Why?  Well, notice that the passage comes immediately after, not a discussion of the Church, but Paul’s recitation of the Institution Narrative (the oldest  account of the Institution of the Eucharist in the world and one predating all four gospels  Paul is, in all likelihood reciting it from memory to his scribe and, (like pretty much any priest today) know it because he learned it from both participating in and, when ordained (Acts 13:1-3) celebrating it 50 zillion times. The gospels have not yet been written, but when they are, they will recite substantially the same thing with trivial differences.  And Paul moves straight from that account (a very rare Pauline recitation of the direct words of Jesus) to the passage my reader cites.  Obviously, he is continuing his discussion of the Eucharistic body and blood of Jesus, not of the ecclesial body of Christ.

Of course, Paul certainly does speak of the Church as the Body of Christ. In fact, he is the *only* NT writer to use that image and he will do so in the very next chapter: 1 Corinthians 12. But precisely *why* the Church is the Body of Christ in Paul’s thought is *because* we are all partakers of the Eucharist:

“The cup of blessing which we bless, is it not a participation in the blood of Christ? The bread which we break, is it not a participation in the body of Christ? ¶ Because there is one bread, we who are many are one body, for we all partake of the one bread.” (1 Co 10:16–17).

The Eucharistic Body of Christ is the *reason* there is an ecclesial Body of Christ.

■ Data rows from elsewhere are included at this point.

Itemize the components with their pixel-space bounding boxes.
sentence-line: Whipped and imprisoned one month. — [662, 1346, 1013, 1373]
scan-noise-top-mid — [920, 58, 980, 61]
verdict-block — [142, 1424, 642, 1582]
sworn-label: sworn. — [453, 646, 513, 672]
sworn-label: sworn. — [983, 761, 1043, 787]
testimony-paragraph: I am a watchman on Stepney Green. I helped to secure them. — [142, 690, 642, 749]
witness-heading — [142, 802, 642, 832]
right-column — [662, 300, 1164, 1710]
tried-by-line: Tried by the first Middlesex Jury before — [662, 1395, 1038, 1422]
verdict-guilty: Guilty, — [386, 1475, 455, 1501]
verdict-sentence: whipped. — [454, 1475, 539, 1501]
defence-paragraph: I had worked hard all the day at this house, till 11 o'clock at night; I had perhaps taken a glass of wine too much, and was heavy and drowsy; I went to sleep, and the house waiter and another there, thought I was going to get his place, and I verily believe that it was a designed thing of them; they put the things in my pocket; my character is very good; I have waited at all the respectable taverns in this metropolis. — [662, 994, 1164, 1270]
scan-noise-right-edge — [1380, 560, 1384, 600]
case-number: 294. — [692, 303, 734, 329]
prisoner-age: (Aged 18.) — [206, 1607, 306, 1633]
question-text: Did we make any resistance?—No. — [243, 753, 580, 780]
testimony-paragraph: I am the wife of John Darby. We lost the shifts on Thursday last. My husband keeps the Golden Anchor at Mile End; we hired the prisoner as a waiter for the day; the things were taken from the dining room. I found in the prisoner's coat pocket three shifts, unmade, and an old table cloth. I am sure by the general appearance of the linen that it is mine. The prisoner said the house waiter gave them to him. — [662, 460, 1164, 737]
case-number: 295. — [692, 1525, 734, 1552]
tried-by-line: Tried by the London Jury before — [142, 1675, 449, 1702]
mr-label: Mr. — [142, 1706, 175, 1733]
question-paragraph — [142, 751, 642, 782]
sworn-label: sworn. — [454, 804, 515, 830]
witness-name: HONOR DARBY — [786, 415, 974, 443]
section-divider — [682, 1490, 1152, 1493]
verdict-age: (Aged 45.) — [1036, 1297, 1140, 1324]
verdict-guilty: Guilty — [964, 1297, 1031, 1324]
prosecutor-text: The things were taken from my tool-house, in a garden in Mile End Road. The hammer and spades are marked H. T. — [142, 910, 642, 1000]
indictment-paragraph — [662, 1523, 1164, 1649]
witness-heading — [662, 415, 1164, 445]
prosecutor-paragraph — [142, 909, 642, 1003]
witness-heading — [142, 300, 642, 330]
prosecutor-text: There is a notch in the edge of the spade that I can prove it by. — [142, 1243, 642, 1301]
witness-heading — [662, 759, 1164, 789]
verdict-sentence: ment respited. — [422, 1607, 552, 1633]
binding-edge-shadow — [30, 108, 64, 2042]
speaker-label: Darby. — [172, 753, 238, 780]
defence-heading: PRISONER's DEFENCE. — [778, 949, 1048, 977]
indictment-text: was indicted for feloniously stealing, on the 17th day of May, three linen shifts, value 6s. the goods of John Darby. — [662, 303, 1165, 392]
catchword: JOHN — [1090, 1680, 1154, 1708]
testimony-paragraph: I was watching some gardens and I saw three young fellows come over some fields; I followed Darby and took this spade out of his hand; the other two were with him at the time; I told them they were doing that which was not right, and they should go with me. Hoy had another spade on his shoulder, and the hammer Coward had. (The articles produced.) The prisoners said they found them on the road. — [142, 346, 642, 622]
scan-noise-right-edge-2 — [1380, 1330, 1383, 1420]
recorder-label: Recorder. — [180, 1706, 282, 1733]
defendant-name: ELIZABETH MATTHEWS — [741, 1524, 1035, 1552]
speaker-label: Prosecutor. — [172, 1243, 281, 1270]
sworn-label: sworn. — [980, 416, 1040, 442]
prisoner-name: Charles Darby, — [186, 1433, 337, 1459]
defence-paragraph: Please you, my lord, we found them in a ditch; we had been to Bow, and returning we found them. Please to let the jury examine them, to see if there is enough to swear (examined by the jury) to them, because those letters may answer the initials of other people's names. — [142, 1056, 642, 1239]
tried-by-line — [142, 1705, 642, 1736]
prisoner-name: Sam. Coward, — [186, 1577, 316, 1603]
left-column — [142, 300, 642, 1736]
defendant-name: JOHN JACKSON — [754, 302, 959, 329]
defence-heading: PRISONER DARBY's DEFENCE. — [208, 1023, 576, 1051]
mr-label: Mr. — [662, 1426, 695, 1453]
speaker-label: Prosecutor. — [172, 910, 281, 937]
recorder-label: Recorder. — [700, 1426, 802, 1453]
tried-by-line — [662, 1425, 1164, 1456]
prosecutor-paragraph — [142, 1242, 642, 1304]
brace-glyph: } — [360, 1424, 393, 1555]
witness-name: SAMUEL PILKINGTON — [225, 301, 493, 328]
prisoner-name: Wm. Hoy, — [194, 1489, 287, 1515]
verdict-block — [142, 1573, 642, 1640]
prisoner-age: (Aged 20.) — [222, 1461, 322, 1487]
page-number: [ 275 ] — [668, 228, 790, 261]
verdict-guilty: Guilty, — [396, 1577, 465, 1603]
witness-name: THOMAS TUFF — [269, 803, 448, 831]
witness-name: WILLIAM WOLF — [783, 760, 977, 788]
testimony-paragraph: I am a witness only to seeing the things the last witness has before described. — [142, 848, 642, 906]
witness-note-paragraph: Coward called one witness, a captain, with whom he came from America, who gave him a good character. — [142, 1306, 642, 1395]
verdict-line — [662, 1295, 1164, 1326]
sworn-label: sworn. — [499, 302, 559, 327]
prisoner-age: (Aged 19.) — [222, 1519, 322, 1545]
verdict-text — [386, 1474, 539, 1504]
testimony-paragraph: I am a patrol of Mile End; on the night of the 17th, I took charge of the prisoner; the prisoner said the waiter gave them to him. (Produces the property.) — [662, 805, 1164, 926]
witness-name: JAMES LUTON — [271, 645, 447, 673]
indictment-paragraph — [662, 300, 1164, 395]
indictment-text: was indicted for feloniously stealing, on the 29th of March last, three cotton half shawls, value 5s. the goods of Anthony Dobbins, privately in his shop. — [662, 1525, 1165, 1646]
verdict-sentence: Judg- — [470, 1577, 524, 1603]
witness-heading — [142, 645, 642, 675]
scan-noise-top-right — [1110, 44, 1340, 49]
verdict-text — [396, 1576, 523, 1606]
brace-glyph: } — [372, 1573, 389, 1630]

So to sin against the one is to sin against the other and vice versa. That is one of many outworkings of the seven words Paul spent his whole life trying to unpack: “Saul, Saul! Why are you persecuting *me*?” (not “my followers”). To ask Paul “Which is the body of Christ: the Eucharist or the Church?” is like asking which blade on the scissors does the cutting. He does not and cannot conceive of them separately, much less pitted against each other.